My patient had already received the medications we reach for when patients are in pain and afraid — antiemetics, analgesics, and anxiolytics. The nasogastric tube was in place. What remained was not another intervention, but the simple act of being there.

My patient had been healthy until just months earlier, when his life changed abruptly. In the two hundred days since, illness had altered nearly every part of his body. Now he lay in bed in pain, breathing through a tracheostomy, receiving nutrition from a feeding tube. Tears streamed down his cheeks as he reached out and took my hand. I let him cry. I did not say much. I did not need to. As I sat holding his hand, his suffering filled the space between us. What I could not fix, I could at least witness.

His suffering was not unique. Our patients bear the marks of prolonged hospitalization — months confined to beds leading to muscle wasting and their independence eroded. For some, they are robbed of speech or the ability to communicate in the very moments they most need to be heard. I witnessed how, when words failed them, they reached out their hands. What they sought was not a solution, but a presence.

The effect was immediate and unmistakable. Shoulders relaxed. Breathing slowed. Faces softened. The same patients who moments earlier had been agitated or panicked seemed to find relief in something as simple and human as physical touch. In those moments, the beeping monitors faded into the background, and the room felt less clinical, less isolating. Whatever they were enduring did not disappear, but it became more bearable.

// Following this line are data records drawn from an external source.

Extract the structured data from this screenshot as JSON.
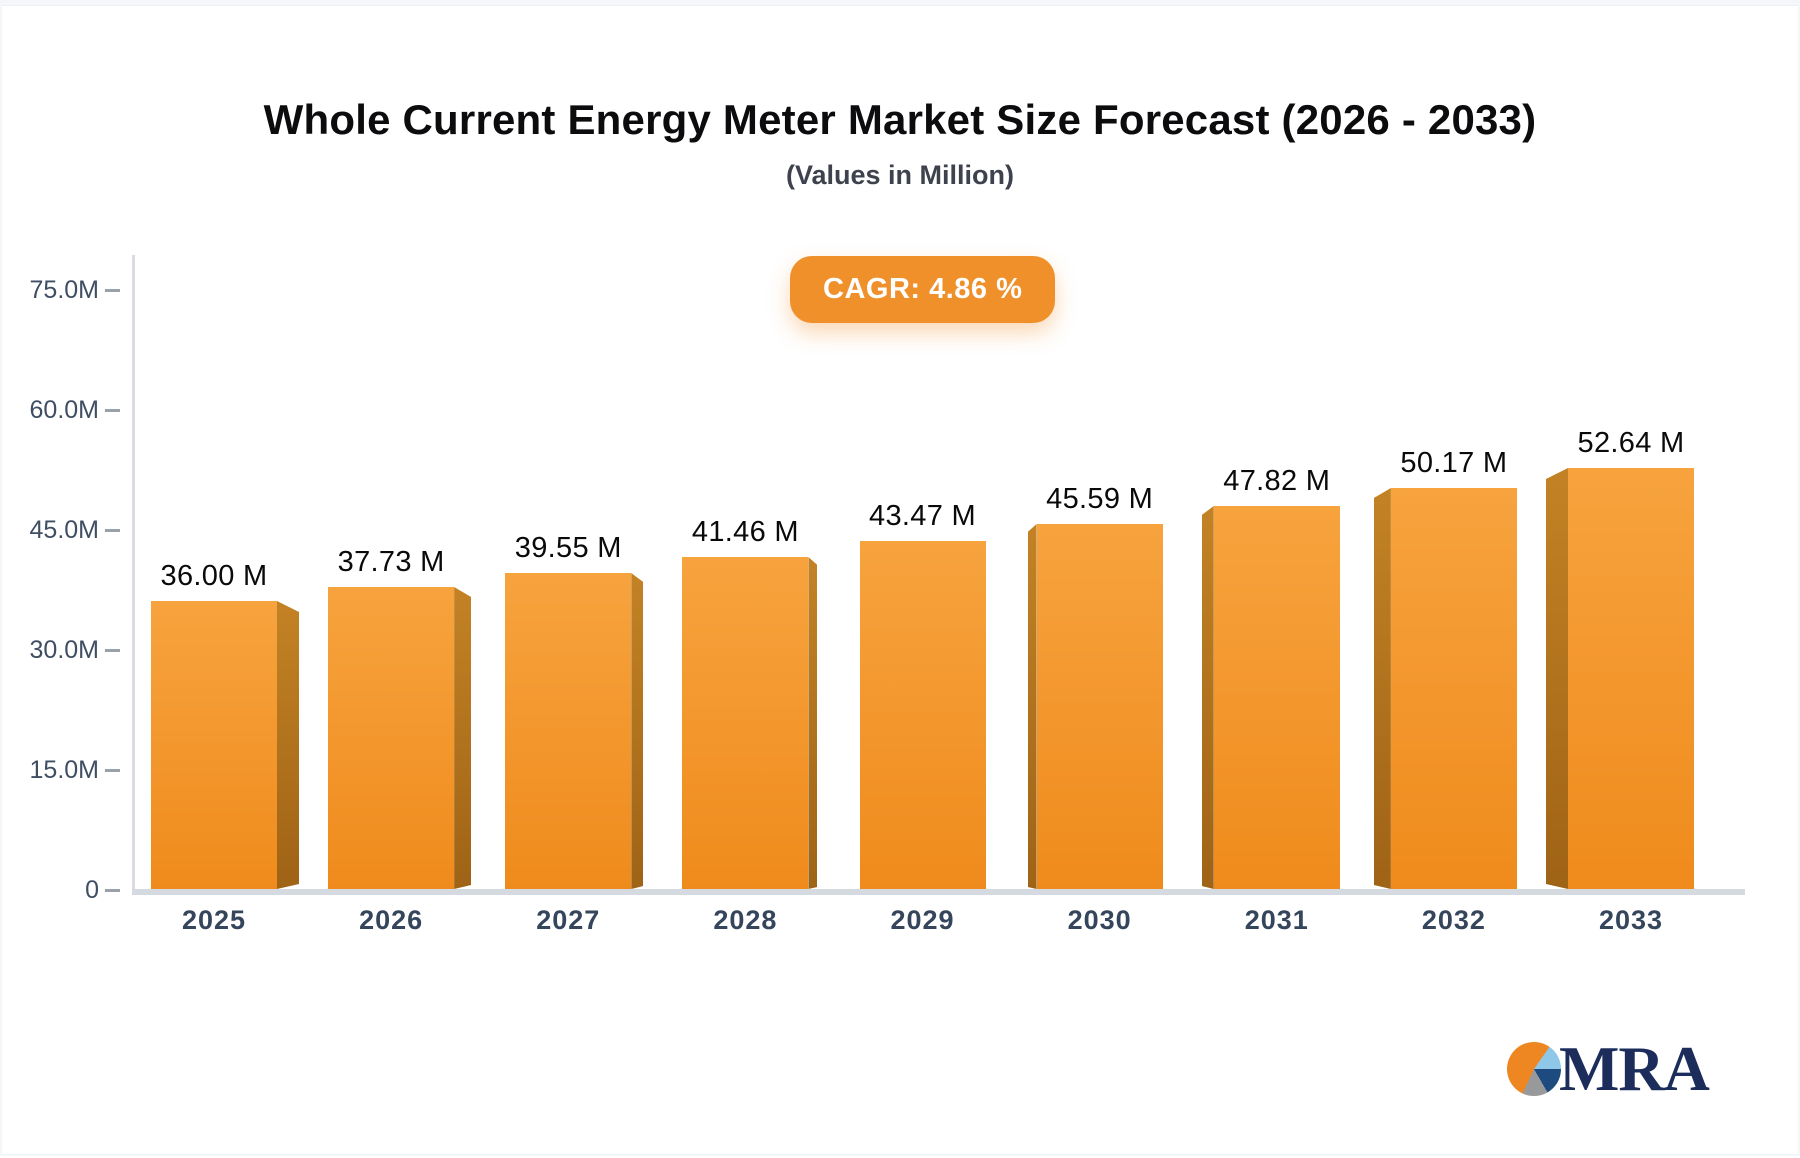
{
  "page": {
    "title": "Whole Current Energy Meter Market Size Forecast (2026 - 2033)",
    "subtitle": "(Values in Million)",
    "cagr_badge": "CAGR: 4.86 %",
    "brand": "MRA"
  },
  "colors": {
    "title": "#0C0C0E",
    "subtitle": "#3D424D",
    "badge_bg": "#F0902B",
    "badge_text": "#FFFFFF",
    "bar_top": "#F7A33E",
    "bar_bottom": "#EF8B1C",
    "bar_side_top": "#C38224",
    "bar_side_bottom": "#9F6316",
    "axis_line": "#D9DDE3",
    "baseline": "#D5DAE0",
    "tick": "#99A2AC",
    "y_label": "#3F4E63",
    "x_label": "#34455C",
    "value_label": "#0A0A0B",
    "logo_navy": "#1C2D5C",
    "logo_orange": "#EE8722",
    "logo_blue": "#8EC7E8",
    "logo_darkblue": "#1D4A7F",
    "logo_gray": "#98999B"
  },
  "chart_data": {
    "type": "bar",
    "title": "Whole Current Energy Meter Market Size Forecast (2026 - 2033)",
    "subtitle": "(Values in Million)",
    "cagr_pct": 4.86,
    "unit": "Million",
    "categories": [
      "2025",
      "2026",
      "2027",
      "2028",
      "2029",
      "2030",
      "2031",
      "2032",
      "2033"
    ],
    "values": [
      36.0,
      37.73,
      39.55,
      41.46,
      43.47,
      45.59,
      47.82,
      50.17,
      52.64
    ],
    "bar_labels": [
      "36.00 M",
      "37.73 M",
      "39.55 M",
      "41.46 M",
      "43.47 M",
      "45.59 M",
      "47.82 M",
      "50.17 M",
      "52.64 M"
    ],
    "ylim": [
      0,
      75
    ],
    "y_ticks": [
      {
        "value": 0,
        "label": "0"
      },
      {
        "value": 15,
        "label": "15.0M"
      },
      {
        "value": 30,
        "label": "30.0M"
      },
      {
        "value": 45,
        "label": "45.0M"
      },
      {
        "value": 60,
        "label": "60.0M"
      },
      {
        "value": 75,
        "label": "75.0M"
      }
    ],
    "grid": false,
    "legend": false,
    "style": "3d-bars-perspective-toward-center"
  }
}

As physicians, we are taught to respond to distress with action. We order medications, adjust ventilator settings, and consult specialists. When anxiety surfaces, we reach for anxiolytics; when agitation escalates, antipsychotics. These tools have their place, and often they are necessary. But watching patients reach for human connection showed me how easily we equate treatment with medication — and how uncomfortable we can become when suffering persists despite everything we prescribe.

There is something deeply unsettling about standing at bedside when a cure is no longer possible. It challenges the identity we are building as doctors. We are trained to fix, to reverse, to improve measurable outcomes. When we cannot, it can feel as though we have failed. In response, we may try to quiet suffering rather than sit with it, numbing patients to experiences that remain profoundly human. Yet for many of these patients, what they wanted most was not sedation or silence, but connection.

Physical touch offered what medicine could not; it required no order set, no approval, no equipment. It crossed the barriers of speech and cognition. It reminded patients — and physicians — that they were not alone. In holding a patient’s hand, I was not curing a disease or altering a prognosis. I was acknowledging fear, validating pain, and offering presence in a space where so much had already been taken away.

My patient did not leave the hospital that day healed. His illness remained, as did the uncertainty of what lay ahead. But in that moment, as he cried and held my hand, he was seen. He was not just a diagnosis, a length of stay, or a problem to be managed. He was a person enduring one of the most painful and frightening chapters of his life, and he did not want to endure it alone.

Medicine will always need its technologies, its pharmacology, and its interventions. But healing is not always synonymous with curing. Sometimes the most meaningful care we provide is quiet and unmeasurable — a steady presence, an open posture, a hand held when words fail. In a profession that so often values doing, these moments taught me the importance of simply being present.